Of course, the final stitching together wasn't immediate. After the dialogue was recorded, the panel went into a Q&A session. When asked about the Homestar Runner creators' (Mike and Matt Chapman) involvement in the Strong Bad games, it was pretty obvious that Telltale games makes sure to keep them in the loop at all times. In fact, one comment was “They are essentially off-site employees.” Every script goes through them multiple times, they re-write lines, add in jokes and give the developers sneak peaks at the up coming comics so they can work those references in where plausible.

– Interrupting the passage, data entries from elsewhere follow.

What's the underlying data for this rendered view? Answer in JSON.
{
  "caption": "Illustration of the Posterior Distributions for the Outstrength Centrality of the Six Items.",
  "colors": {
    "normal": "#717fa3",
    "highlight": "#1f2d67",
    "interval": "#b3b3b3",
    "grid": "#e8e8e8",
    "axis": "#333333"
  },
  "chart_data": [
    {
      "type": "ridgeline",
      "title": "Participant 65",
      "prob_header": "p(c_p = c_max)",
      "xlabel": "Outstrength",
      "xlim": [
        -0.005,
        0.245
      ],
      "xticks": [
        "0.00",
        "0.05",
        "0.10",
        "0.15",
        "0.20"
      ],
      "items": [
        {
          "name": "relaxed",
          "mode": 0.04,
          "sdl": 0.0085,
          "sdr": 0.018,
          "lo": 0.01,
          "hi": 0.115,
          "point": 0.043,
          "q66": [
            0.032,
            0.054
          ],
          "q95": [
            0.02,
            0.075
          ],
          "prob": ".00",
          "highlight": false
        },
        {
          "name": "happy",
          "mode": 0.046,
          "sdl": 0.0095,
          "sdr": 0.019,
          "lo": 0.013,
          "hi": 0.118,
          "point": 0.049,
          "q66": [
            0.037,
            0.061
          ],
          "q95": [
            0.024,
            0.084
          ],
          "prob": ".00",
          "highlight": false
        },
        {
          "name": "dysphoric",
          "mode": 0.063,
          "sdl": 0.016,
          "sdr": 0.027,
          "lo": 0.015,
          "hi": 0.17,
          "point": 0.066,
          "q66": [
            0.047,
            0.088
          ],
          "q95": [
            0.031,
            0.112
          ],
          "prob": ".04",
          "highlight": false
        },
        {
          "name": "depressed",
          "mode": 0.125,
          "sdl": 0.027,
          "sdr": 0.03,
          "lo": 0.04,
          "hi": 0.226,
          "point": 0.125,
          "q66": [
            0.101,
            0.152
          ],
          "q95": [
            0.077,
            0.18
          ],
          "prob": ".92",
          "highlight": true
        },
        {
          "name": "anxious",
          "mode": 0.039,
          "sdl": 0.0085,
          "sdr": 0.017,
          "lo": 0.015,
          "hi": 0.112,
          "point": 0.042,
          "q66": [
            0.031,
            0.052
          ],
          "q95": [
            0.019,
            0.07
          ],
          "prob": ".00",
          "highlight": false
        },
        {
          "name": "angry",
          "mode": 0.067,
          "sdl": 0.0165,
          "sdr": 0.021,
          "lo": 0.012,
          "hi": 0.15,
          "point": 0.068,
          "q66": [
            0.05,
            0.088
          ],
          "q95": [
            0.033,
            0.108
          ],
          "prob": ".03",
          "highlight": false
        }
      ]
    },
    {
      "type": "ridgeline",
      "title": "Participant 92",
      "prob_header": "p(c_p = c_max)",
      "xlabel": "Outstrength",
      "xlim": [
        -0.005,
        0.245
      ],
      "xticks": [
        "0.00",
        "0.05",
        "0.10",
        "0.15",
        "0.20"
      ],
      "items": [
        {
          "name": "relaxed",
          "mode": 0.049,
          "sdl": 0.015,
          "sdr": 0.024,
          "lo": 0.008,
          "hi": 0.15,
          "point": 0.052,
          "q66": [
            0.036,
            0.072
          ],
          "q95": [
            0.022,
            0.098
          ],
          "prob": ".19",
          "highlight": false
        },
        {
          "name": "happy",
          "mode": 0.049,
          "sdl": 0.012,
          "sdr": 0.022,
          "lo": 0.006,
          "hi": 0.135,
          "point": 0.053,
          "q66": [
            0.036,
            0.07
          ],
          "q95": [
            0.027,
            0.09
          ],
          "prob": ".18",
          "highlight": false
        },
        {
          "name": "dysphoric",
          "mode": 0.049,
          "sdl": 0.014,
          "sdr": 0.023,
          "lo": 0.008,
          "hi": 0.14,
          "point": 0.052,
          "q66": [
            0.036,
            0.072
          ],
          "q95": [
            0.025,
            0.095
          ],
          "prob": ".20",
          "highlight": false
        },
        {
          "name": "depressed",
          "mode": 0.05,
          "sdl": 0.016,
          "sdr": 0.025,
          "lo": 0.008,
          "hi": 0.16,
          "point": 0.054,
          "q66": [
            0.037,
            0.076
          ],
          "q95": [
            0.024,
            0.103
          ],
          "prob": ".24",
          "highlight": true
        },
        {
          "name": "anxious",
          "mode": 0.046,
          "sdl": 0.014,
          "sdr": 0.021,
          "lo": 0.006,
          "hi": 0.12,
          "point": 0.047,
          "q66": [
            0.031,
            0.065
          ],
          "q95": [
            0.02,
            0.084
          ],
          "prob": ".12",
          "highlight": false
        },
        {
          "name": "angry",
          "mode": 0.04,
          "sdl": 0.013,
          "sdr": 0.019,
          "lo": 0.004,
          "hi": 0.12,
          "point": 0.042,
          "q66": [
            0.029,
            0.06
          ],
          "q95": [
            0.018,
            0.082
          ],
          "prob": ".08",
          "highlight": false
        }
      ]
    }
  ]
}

Telltale was also asked about the fact that they are focusing heavy on licensed titles at the moment, and what their plans were for the future. Here the company commented that they were still small (only recently breaking 50 employees), so using licenses, especially ones they already love, means they don't have to worry about money in exactly the same way they would if they developed a new IP (Intellectual Property). Plus by using Sam & Max, Homestar Runner, and now Wallace & Grommet, they are able to work in an existing universe, and bring an existing audience into their games. While they would love to have more IPs in the future, this is what they are focusing on now. They also believe that it is their goal for each license, to match the original designs as much as possible. That's why SBCG4AP looks like a Flash cartoon, and that's why Wallace & Grommet will have the clay-mation feel to it.

Before the work on the scene was ready for show, Telltale also commented on their desire to bring some of their games to other platforms. Currently, they are developing for the PC, and recently the Wii. They said that they do in fact have a lot of interest in also putting their products on Xbox Live Arcade and the PlayStation Network.